If you stand back and consider any particular child, aside from your (the teacher’s) desired pace, you’ll find that most children have their own way of absorbing information, and their own schedule for doing so.
Every child is totally different, and you’ll have to find the particular way to act that makes them want to learn.
For example, a talented 10 year-old I teach seems to have trouble understanding what I am asking of him at the piano. He gets the general idea, but at the end of the lesson one feels less than confident that he will be able to put it together. But the next week, he has learned the whole thing, exactly as I asked. All he needed was “marination time,” as I call it.
What is obvious to one child may not be to another child, and at what point the child will see what is needed varies wildly from child to child.
Patience is the only possible tool in such a situation.
Just because one child understands fingering right away doesn’t mean the child in front of you will fall into that average. Yet many piano teachers teach exactly that way: “You ought to be able to do that by now,” is what they say, humiliating the student, especially if they have made an honest effort.
Factors affecting the information absorption rate can include age, maturity, attitude, personality, mood, and motor skills. Everyone has a bad day, everyone, sometimes, cannot figure out the problem. It’s not lziness, it’s just that moment in time. You have to go with the flow of the lesson.

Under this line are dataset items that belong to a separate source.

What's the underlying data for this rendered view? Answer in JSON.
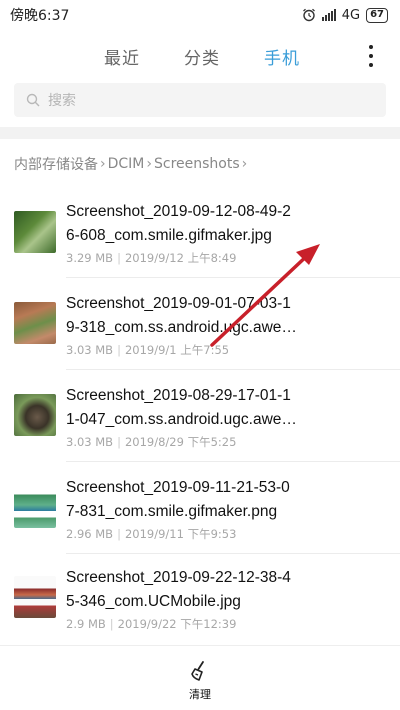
{
  "status_bar": {
    "time": "傍晚6:37",
    "network": "4G",
    "battery": "67",
    "alarm_icon": "alarm-icon",
    "signal_icon": "signal-icon"
  },
  "tabs": [
    {
      "label": "最近",
      "active": false
    },
    {
      "label": "分类",
      "active": false
    },
    {
      "label": "手机",
      "active": true
    }
  ],
  "search": {
    "placeholder": "搜索",
    "icon": "search-icon"
  },
  "breadcrumb": [
    "内部存储设备",
    "DCIM",
    "Screenshots"
  ],
  "files": [
    {
      "name": "Screenshot_2019-09-12-08-49-2\n6-608_com.smile.gifmaker.jpg",
      "size": "3.29 MB",
      "date": "2019/9/12 上午8:49"
    },
    {
      "name": "Screenshot_2019-09-01-07-03-1\n9-318_com.ss.android.ugc.awe…",
      "size": "3.03 MB",
      "date": "2019/9/1 上午7:55"
    },
    {
      "name": "Screenshot_2019-08-29-17-01-1\n1-047_com.ss.android.ugc.awe…",
      "size": "3.03 MB",
      "date": "2019/8/29 下午5:25"
    },
    {
      "name": "Screenshot_2019-09-11-21-53-0\n7-831_com.smile.gifmaker.png",
      "size": "2.96 MB",
      "date": "2019/9/11 下午9:53"
    },
    {
      "name": "Screenshot_2019-09-22-12-38-4\n5-346_com.UCMobile.jpg",
      "size": "2.9 MB",
      "date": "2019/9/22 下午12:39"
    }
  ],
  "bottom": {
    "clean_label": "清理",
    "icon": "broom-icon"
  },
  "colors": {
    "accent": "#3a9dd8",
    "arrow": "#c8202a"
  }
}
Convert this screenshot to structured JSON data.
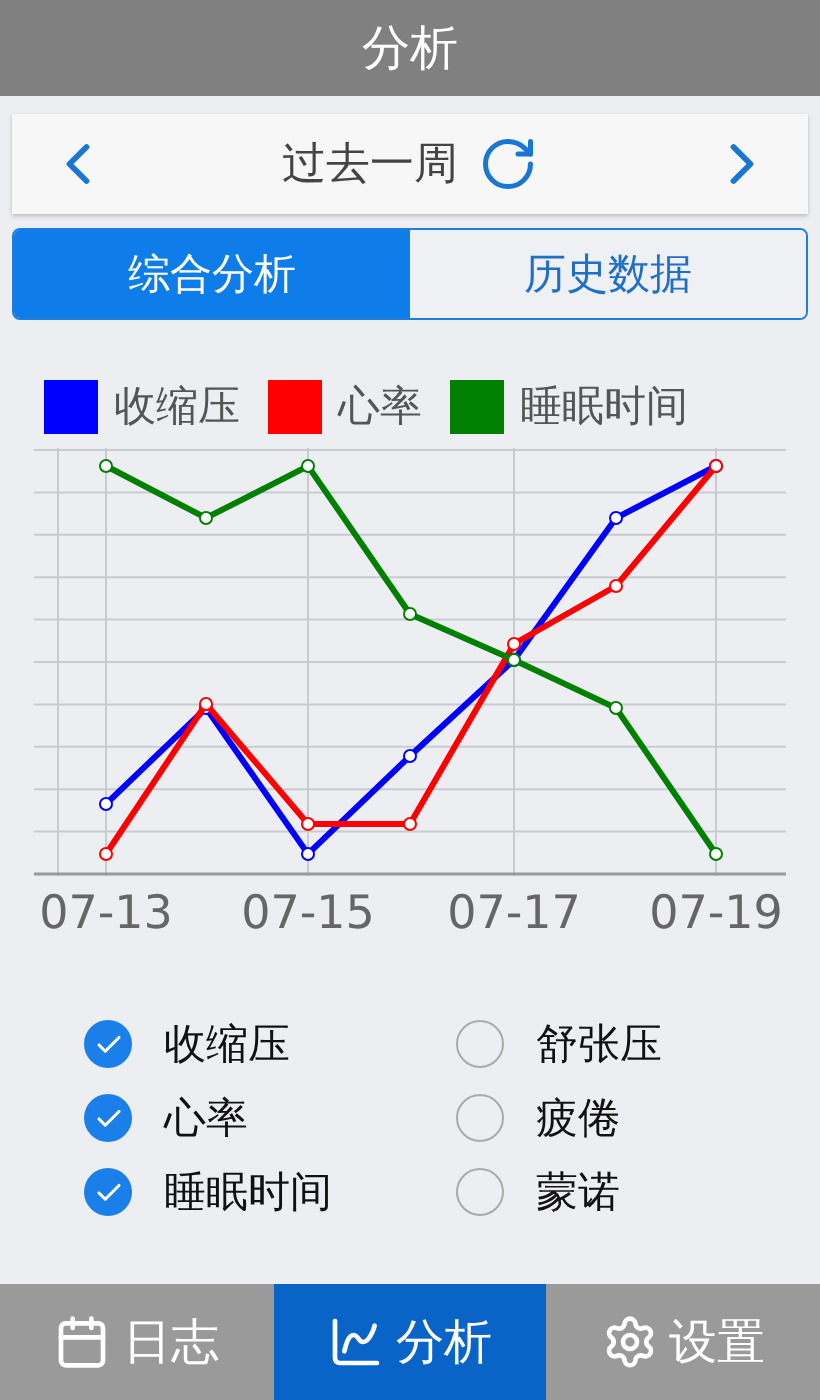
{
  "header": {
    "title": "分析"
  },
  "period": {
    "label": "过去一周"
  },
  "segments": [
    {
      "label": "综合分析",
      "selected": true
    },
    {
      "label": "历史数据",
      "selected": false
    }
  ],
  "legend": [
    {
      "label": "收缩压",
      "color": "#0000ff"
    },
    {
      "label": "心率",
      "color": "#ff0000"
    },
    {
      "label": "睡眠时间",
      "color": "#008000"
    }
  ],
  "x_labels": [
    "07-13",
    "07-15",
    "07-17",
    "07-19"
  ],
  "options": [
    {
      "label": "收缩压",
      "checked": true
    },
    {
      "label": "舒张压",
      "checked": false
    },
    {
      "label": "心率",
      "checked": true
    },
    {
      "label": "疲倦",
      "checked": false
    },
    {
      "label": "睡眠时间",
      "checked": true
    },
    {
      "label": "蒙诺",
      "checked": false
    }
  ],
  "bottom_tabs": [
    {
      "label": "日志",
      "kind": "log",
      "selected": false
    },
    {
      "label": "分析",
      "kind": "analysis",
      "selected": true
    },
    {
      "label": "设置",
      "kind": "settings",
      "selected": false
    }
  ]
}
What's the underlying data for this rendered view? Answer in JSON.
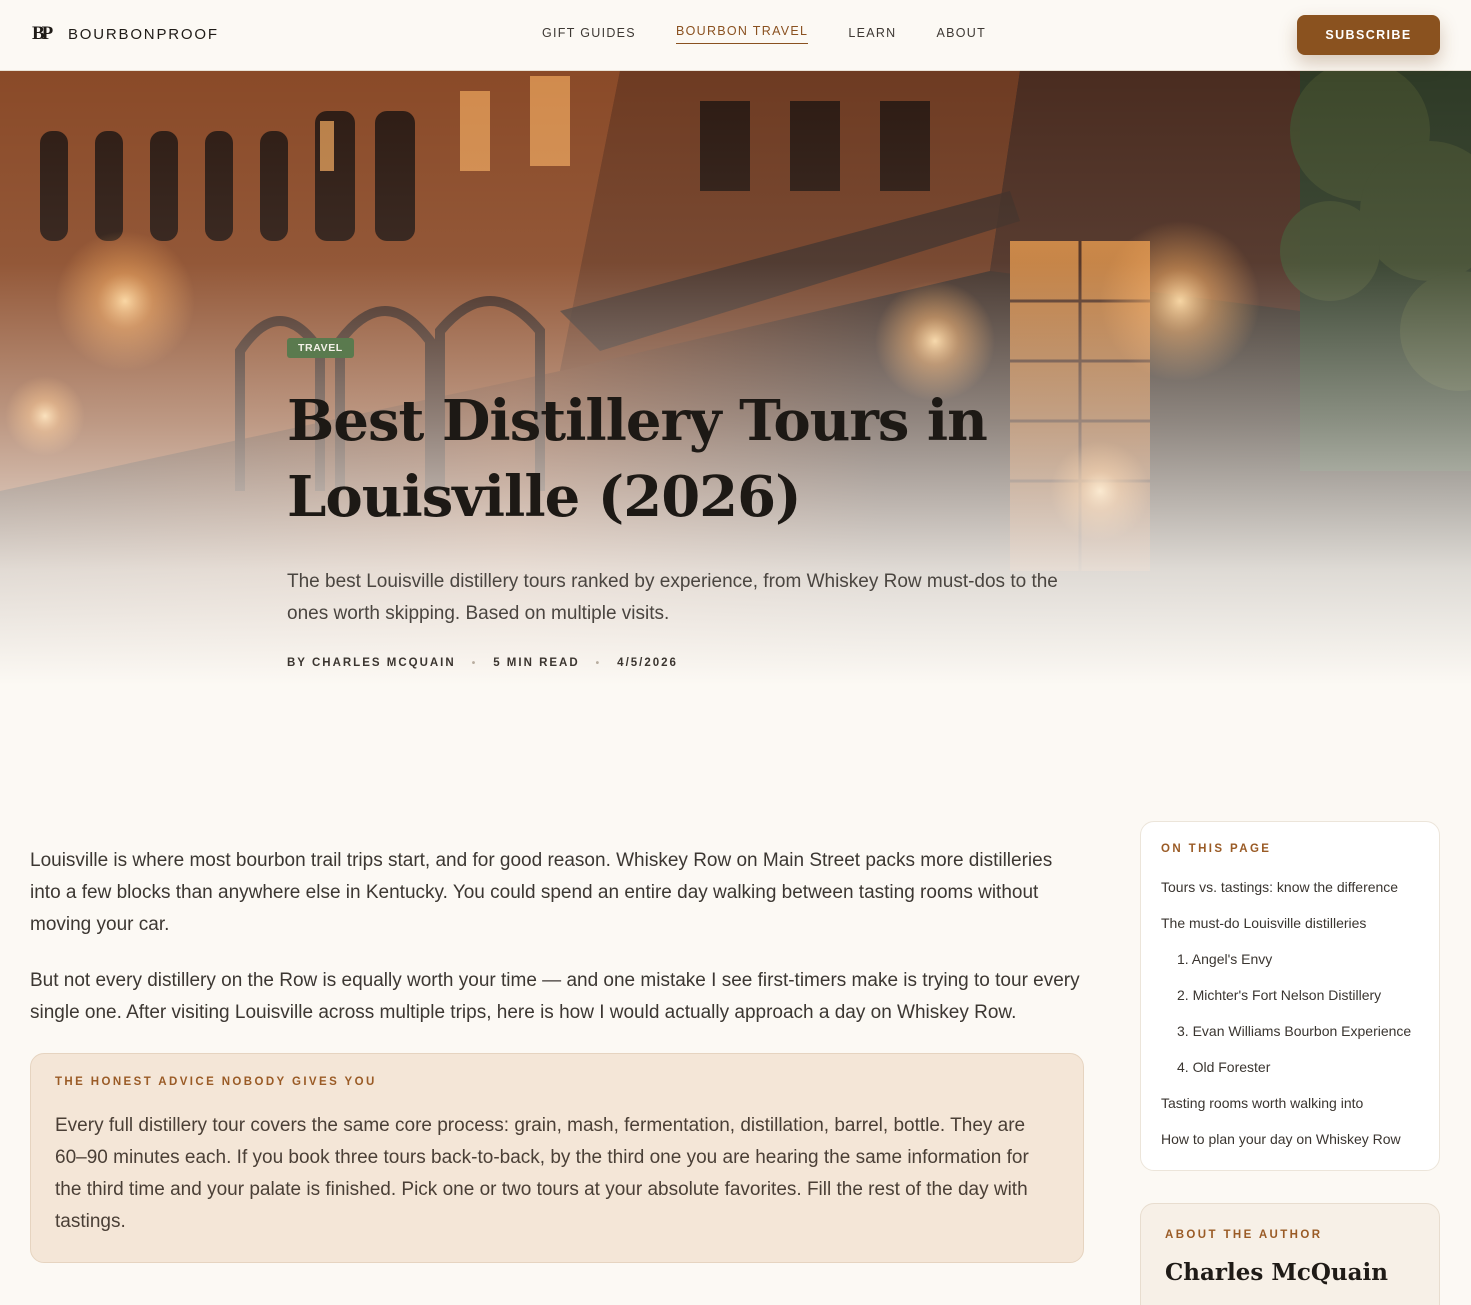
{
  "header": {
    "logo_mark": "BP",
    "logo_text": "BOURBONPROOF",
    "nav": [
      {
        "label": "GIFT GUIDES",
        "active": false
      },
      {
        "label": "BOURBON TRAVEL",
        "active": true
      },
      {
        "label": "LEARN",
        "active": false
      },
      {
        "label": "ABOUT",
        "active": false
      }
    ],
    "subscribe_label": "SUBSCRIBE"
  },
  "hero": {
    "category": "TRAVEL",
    "title": "Best Distillery Tours in Louisville (2026)",
    "dek": "The best Louisville distillery tours ranked by experience, from Whiskey Row must-dos to the ones worth skipping. Based on multiple visits.",
    "meta": {
      "author": "BY CHARLES MCQUAIN",
      "read_time": "5 MIN READ",
      "date": "4/5/2026",
      "separator": "•"
    }
  },
  "article": {
    "paragraphs": [
      "Louisville is where most bourbon trail trips start, and for good reason. Whiskey Row on Main Street packs more distilleries into a few blocks than anywhere else in Kentucky. You could spend an entire day walking between tasting rooms without moving your car.",
      "But not every distillery on the Row is equally worth your time — and one mistake I see first-timers make is trying to tour every single one. After visiting Louisville across multiple trips, here is how I would actually approach a day on Whiskey Row."
    ],
    "callout": {
      "label": "THE HONEST ADVICE NOBODY GIVES YOU",
      "text": "Every full distillery tour covers the same core process: grain, mash, fermentation, distillation, barrel, bottle. They are 60–90 minutes each. If you book three tours back-to-back, by the third one you are hearing the same information for the third time and your palate is finished. Pick one or two tours at your absolute favorites. Fill the rest of the day with tastings."
    }
  },
  "sidebar": {
    "toc_label": "ON THIS PAGE",
    "toc": [
      {
        "label": "Tours vs. tastings: know the difference",
        "sub": false
      },
      {
        "label": "The must-do Louisville distilleries",
        "sub": false
      },
      {
        "label": "1. Angel's Envy",
        "sub": true
      },
      {
        "label": "2. Michter's Fort Nelson Distillery",
        "sub": true
      },
      {
        "label": "3. Evan Williams Bourbon Experience",
        "sub": true
      },
      {
        "label": "4. Old Forester",
        "sub": true
      },
      {
        "label": "Tasting rooms worth walking into",
        "sub": false
      },
      {
        "label": "How to plan your day on Whiskey Row",
        "sub": false
      }
    ],
    "author_label": "ABOUT THE AUTHOR",
    "author_name": "Charles McQuain"
  },
  "colors": {
    "accent": "#8a521f",
    "badge": "#5a7a4e",
    "page_bg": "#fcf9f4",
    "callout_bg": "#f4e6d7"
  }
}
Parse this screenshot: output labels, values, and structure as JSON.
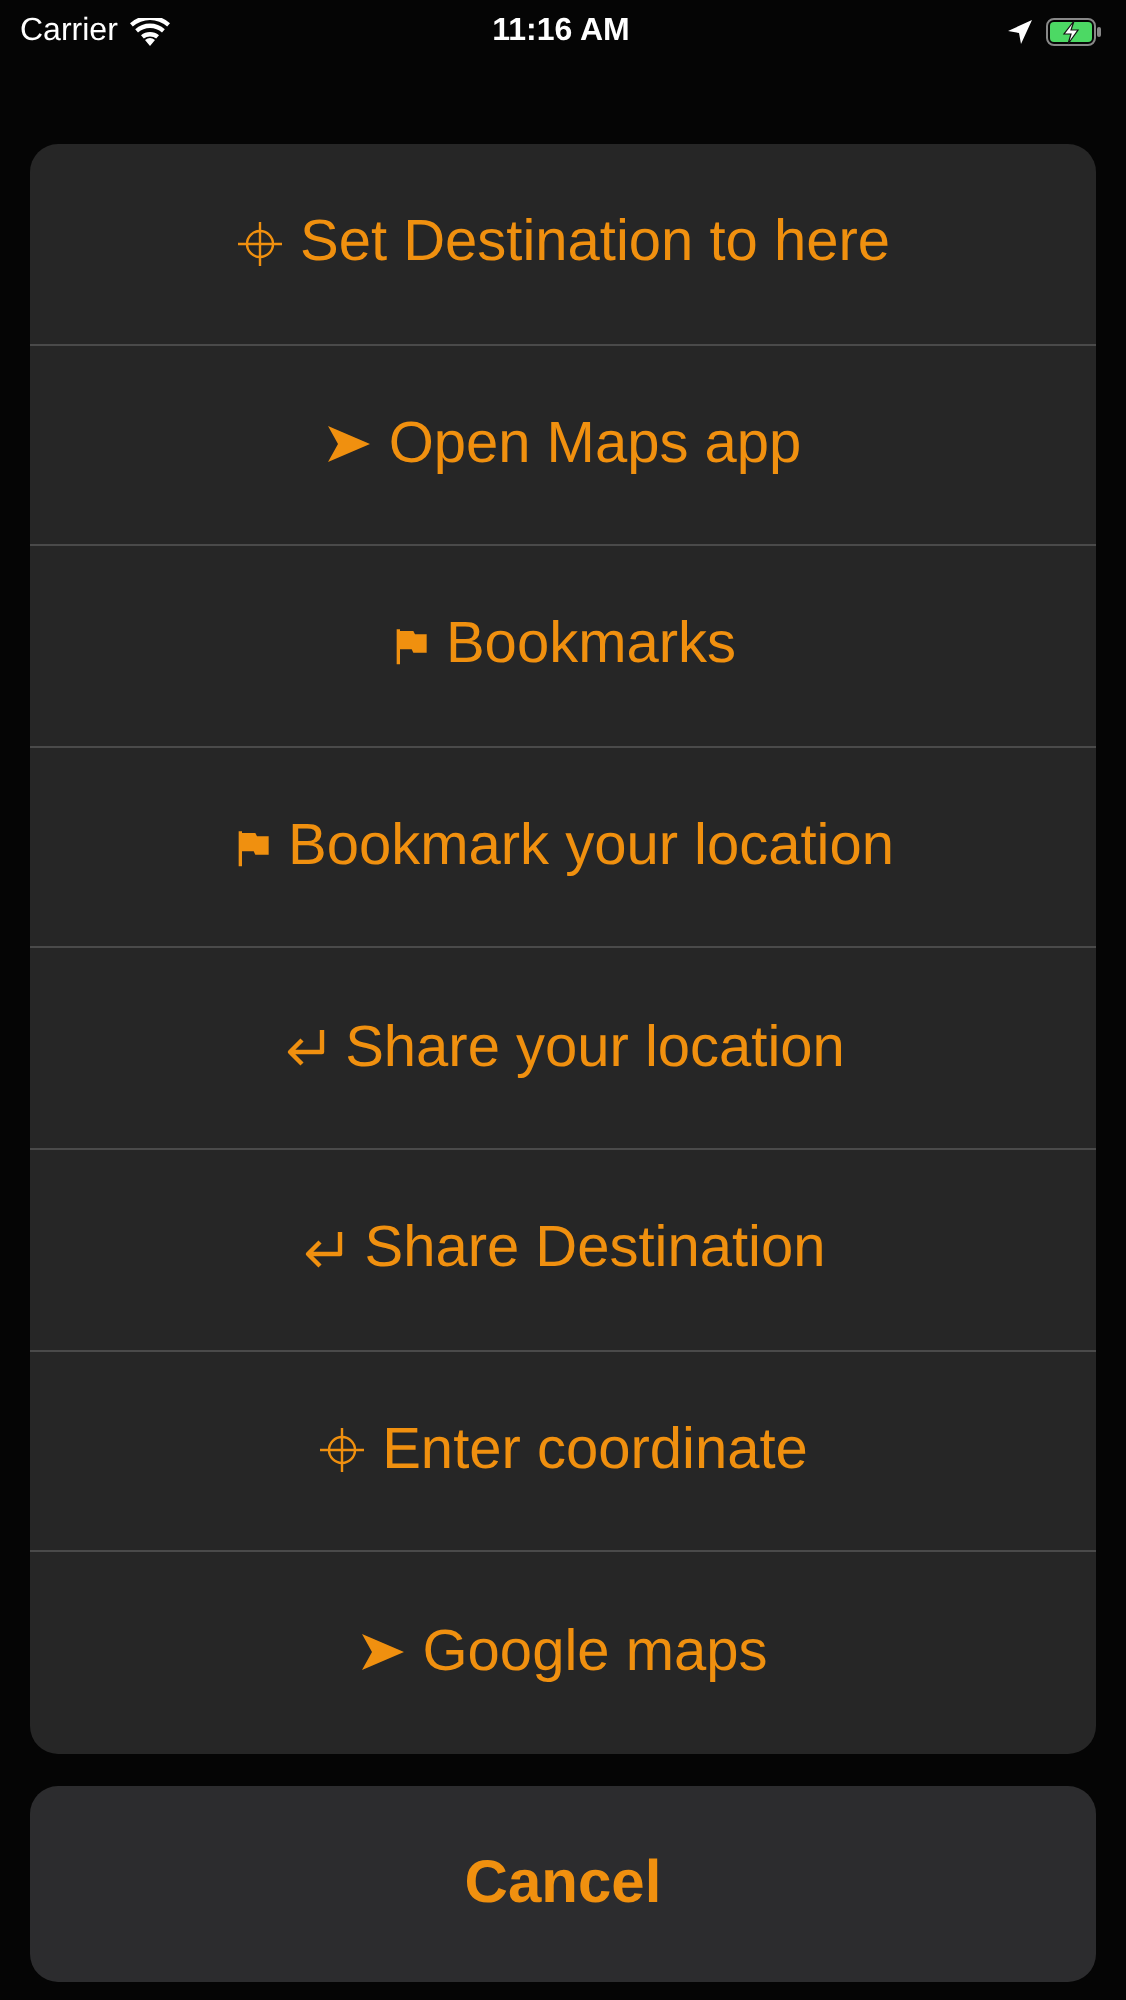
{
  "status_bar": {
    "carrier": "Carrier",
    "time": "11:16 AM"
  },
  "action_sheet": {
    "items": [
      {
        "kind": "target",
        "label": "Set Destination to here"
      },
      {
        "kind": "navigate",
        "label": "Open Maps app"
      },
      {
        "kind": "flag",
        "label": "Bookmarks"
      },
      {
        "kind": "flag",
        "label": "Bookmark your location"
      },
      {
        "kind": "share",
        "label": "Share your location"
      },
      {
        "kind": "share",
        "label": "Share Destination"
      },
      {
        "kind": "target",
        "label": "Enter coordinate"
      },
      {
        "kind": "navigate",
        "label": "Google maps"
      }
    ],
    "cancel": "Cancel"
  }
}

It is the teacher’s job to figure out why a certain skill is not being mastered, and if it isn’t, find a way to introduce that skill successfully, on the child’s level.
Additionally, the teacher may have to defer learning one skill until another has matured.
You have to know which battle to fight when, or you will perish on the rocky shores of “This-is-too-hard.” Once you reach that land, the only tactic is retreat.
While this advice applies to piano curriculum as a whole, it also applies to the actual conduct of the lesson.
Learn how to gauge the endurance of each student. Respect it as their “comfort zone.”
Every task that involves actual repetition and drudgery must be immediately followed by a game.
Remind them as they toil, “Keep going, then we’ll play a game.” The knowledge that relief is on the way increases their desire to solve the problems of music.
I never push into the comfort zone unless I see that the child is on the edge of discovering an important point. In that case, and that case alone, I push a little bit farther and demand a tiny bit more.
Respect the comfort zone and your student will instinctively give you more effort.